AP News
(2010-05-21 22:07:39)
US President Barack Obama held a strategy session Friday with the two key lawmakers tasked with shepherding a sweeping financial regulatory overhaul bill to his desk in a matter of weeks.
Obama, who has made enacting the measure his top domestic goal, met in private with Senate Banking Committee chair Chris Dodd and House Financial Services Committee chair Barney Frank, both Democrats.
Dodd and Frank are set to be the point men when the Senate and House of Representatives start work on merging their rival versions of the complex legislation into a compromise version both chambers can approve.

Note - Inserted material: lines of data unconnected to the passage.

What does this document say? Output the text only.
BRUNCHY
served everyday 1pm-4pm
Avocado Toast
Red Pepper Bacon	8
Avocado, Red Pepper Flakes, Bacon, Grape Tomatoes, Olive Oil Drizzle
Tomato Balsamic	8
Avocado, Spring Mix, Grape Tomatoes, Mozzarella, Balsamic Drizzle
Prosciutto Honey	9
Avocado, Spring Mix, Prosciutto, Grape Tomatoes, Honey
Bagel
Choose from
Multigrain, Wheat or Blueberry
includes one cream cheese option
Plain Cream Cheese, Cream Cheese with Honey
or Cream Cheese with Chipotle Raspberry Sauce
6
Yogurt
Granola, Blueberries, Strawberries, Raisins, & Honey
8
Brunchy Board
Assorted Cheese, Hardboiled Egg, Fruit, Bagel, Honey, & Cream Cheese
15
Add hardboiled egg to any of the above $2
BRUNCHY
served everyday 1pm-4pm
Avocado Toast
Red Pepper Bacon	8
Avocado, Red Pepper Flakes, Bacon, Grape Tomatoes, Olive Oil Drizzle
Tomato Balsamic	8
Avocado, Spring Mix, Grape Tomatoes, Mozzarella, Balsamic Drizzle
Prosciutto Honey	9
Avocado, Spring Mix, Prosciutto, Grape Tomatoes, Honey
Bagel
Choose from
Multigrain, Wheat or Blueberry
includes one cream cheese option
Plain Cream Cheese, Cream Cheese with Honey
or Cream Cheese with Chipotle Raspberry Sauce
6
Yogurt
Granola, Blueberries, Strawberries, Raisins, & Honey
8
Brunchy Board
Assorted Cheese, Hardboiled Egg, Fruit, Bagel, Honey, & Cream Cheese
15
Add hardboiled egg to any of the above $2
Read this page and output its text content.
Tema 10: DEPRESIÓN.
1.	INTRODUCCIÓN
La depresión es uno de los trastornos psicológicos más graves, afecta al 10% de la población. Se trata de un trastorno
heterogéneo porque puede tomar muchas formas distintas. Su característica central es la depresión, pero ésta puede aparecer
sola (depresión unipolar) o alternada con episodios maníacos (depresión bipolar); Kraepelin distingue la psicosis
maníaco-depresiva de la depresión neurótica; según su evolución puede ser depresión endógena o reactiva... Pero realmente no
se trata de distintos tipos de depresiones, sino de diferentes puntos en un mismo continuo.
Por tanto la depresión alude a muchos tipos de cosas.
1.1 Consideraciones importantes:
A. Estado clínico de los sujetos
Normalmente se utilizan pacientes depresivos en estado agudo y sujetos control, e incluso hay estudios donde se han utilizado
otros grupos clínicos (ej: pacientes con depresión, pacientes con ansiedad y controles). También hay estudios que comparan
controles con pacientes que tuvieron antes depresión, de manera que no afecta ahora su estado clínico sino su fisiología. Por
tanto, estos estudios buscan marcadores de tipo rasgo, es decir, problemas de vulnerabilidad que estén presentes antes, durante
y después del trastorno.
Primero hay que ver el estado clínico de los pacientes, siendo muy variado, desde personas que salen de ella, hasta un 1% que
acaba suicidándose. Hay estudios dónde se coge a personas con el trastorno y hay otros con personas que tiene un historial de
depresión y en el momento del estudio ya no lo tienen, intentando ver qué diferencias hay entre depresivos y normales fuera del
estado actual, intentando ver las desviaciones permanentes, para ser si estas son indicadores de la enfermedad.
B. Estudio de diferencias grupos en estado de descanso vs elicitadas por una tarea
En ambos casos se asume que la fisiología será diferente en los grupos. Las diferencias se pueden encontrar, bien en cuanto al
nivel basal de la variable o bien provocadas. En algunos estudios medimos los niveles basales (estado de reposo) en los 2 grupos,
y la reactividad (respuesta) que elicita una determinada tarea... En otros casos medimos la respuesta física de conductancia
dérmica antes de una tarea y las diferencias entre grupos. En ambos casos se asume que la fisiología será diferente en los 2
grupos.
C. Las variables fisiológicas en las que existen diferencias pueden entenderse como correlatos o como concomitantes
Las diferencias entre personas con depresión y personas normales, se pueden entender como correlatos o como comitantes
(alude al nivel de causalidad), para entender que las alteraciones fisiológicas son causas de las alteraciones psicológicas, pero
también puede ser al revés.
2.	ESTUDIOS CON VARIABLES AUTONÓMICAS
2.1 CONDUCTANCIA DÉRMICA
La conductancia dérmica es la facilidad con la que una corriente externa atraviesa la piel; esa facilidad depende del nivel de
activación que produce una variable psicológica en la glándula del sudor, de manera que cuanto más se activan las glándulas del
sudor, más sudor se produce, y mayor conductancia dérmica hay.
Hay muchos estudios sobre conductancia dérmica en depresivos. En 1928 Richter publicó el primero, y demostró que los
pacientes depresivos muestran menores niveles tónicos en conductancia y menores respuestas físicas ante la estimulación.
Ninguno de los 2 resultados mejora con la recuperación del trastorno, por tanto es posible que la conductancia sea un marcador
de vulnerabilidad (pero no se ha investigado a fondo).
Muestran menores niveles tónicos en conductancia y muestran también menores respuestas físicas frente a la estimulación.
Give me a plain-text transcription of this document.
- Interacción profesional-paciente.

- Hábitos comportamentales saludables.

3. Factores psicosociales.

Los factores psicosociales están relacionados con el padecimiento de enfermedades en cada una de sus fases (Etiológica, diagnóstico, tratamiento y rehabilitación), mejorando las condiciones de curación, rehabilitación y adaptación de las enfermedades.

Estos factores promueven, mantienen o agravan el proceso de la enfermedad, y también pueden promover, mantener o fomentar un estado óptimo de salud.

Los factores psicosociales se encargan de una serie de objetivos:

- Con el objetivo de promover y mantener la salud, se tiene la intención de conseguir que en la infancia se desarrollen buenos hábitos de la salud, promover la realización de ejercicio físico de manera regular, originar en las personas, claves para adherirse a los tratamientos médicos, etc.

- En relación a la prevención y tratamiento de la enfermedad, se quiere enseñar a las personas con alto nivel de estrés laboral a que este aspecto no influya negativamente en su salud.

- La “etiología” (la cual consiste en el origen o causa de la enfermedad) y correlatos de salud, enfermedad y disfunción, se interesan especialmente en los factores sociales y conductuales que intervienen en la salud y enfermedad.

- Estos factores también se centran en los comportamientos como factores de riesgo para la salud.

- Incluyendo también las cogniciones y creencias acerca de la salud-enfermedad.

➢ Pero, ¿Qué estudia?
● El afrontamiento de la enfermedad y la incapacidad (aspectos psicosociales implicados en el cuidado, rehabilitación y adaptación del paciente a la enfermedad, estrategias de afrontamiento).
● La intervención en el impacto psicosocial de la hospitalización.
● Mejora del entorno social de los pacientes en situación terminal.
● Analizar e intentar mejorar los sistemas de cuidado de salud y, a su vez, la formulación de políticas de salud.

"I understand the urgency for the financial stability of the country in getting this done quickly," Frank said after the talks, stressing "it is hard for me to think this is going to take us more than a month."
"There's not a great deal of difference. We need to take the best parts of both bills and marry them together and present our colleagues in both chambers with our final product," said Dodd.
The two versions of the overhaul both aim to curb Wall Street excesses blamed for the global financial meltdown of 2008, but differ in their approach to several key issues.
Both dramatically expand the government's ability to dissolve a failing firm whose collapse threatens the broader economy, whereas financial titans deemed "too big to fail" commanded lavish taxpayer-funded bailouts in the 2008 crisis.
The House bill would hit up big financial firms to fill a 150-billion-dollar fund to break up collapsing companies, looking to spare taxpayers from footing the bill.
But after Republicans complained that this might lead regulators to save, not liquidate, big banks, the Senate changed its approach so that a firm would be dissolved first, and the cost recovered later from the financial sector.
The House bill creates an unprecedented consumer financial protection agency, independent of the US Federal Reserve, and notably exempts auto dealers who provide loans to their customers, while the Senate bill places the agency under the Fed's umbrella and does not exempt auto dealers.
A first battle on that front could occur Monday, when senators are due to name their delegates to the talks with the House and will also consider an initiative by Republican Senator Sam Brownback to spare auto dealers.
It was not clear when the House would appoint its delegates.
Both bills emphasize a need for greater transparency at the US Federal Reserve, and the House would give the investigative arm of the US Congress to power to audit some of the Fed's monetary policy decisions as well as emergency lending to struggling firms.
The Senate would let the investigators review emergency loans, but not monetary policy moves.
The two measures are also apart on how, and how far, to curb so-called "proprietary trading" by big deposit-holding banks and lucrative, largely unregulated trading in complex financial instruments called derivatives.
And even inside the Senate, lawmakers are split on both issues, potentially endangering the Democratic push to wrap up the process before the July 4 congressional break.
Senate Agriculture Committee chair Blanche Lincoln, a Democrat, authored a measure in the bill that aims to force big banks to end their derivatives work, a step forcefully opposed by big banks and their army of lobbyists.
Dodd introduced a measure gutting Lincoln's proposal -- but then pulled back from bringing it to a vote.
Aides said the future of Lincoln's provision could turn on her political fortunes: She faces an uncertain path to a new term in November mid-term elections, starting with a June 8 run-off against a Democratic rival.
Another battle could brew over enacting the so-called "Volcker rule" -- named after former Fed chairman Paul Volcker -- to stop banks from holding customers' deposits at the same time as making investments for their own gain, so-called proprietary trading.
Democratic Senators Jeff Merkley and Carl Levin sought its inclusion in the main legislation, but failed, and expressed only guarded optimism late Thursday that parts of their proposal might be added to the final compromise bill.
Curbs on "prop trading" went into effect after the Great Depression. In 1933, the Glass-Steagall Act prohibited commercial banks from underwriting corporate securities, or acting as brokerages, but it was undone in 1999.